The use of a capillary rheometer to determine the shear and extensional flow behaviour of nasal spray suspensions.

Abstract

The rheological profiles of four commercial nasal spray suspensions (Beconase, Flixonase, Nasacort and Nasonex) were compared using rotational viscometry. Two of the nasal sprays (Beconase and Nasonex) were further examined in both shear and extension using a capillary rheometer under conditions similar to those experienced at the spray nozzle (i.e. extremely high shear rates with significant stretching or extensional flow). In rotation, the shear viscosity fell rapidly with increase in shear rate. Plots of the viscosity derived at the lower shear rates in rotation were extrapolated to include the high-shear rate capillary values. At very high shear rates, the shear viscosity of Beconase was higher than that of Nasonex with the cross-over occurring in the extrapolated region at approximately 10,000 s(-1). In the transition region between laminar and turbulent flow (shear rate 6-8 x 10(4) s(-1)) there was a minimum in the shear viscosity to less than that of water for Nasonex and similar to water for Beconase, and a plateau region in extensional viscosity for Beconase but not Nasonex.

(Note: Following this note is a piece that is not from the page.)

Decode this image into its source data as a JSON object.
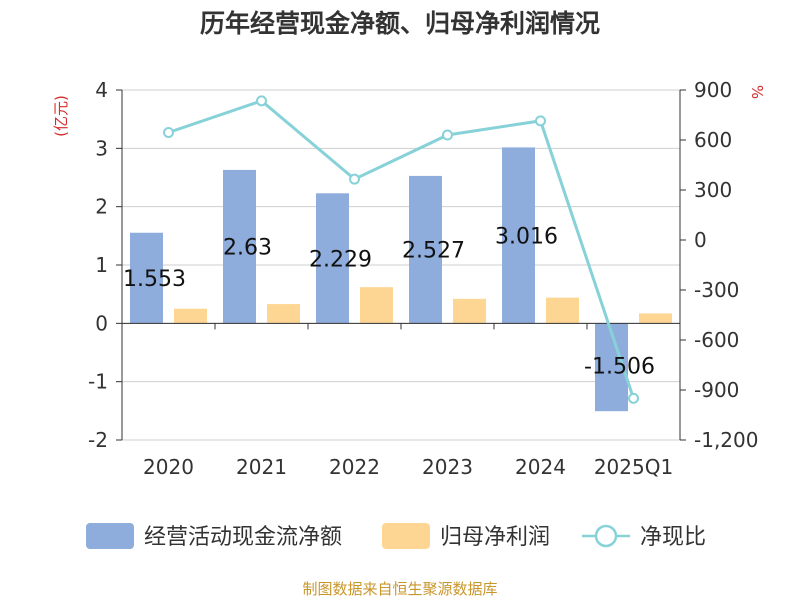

These anomalies were due to the extensive aeration of both samples when sprayed. Whereas Beconase had de-aerated within 30 min of the experiment, Nasonex had not de-aerated completely after six weeks. The very low viscosity at the shear rates at the nozzle imply that it is unlikely that the low viscosity of the spray on delivery to the nose is a key factor in prolonging its residence time. The extensional viscosity for these rather fluid samples was over 1000-times the shear viscosity (not 3-times as with Newtonian fluids) and both sprays exhibited strain hardening over the range covered. The high extensional stress in the nozzle enables the fluid to form as reasonably sized droplets rather than fine atomized droplets, which rather than settling in the nose, would be prone to redistribution through the normal respiratory function. Both sprays resisted degradation despite the high shear rates and extensional stresses experienced.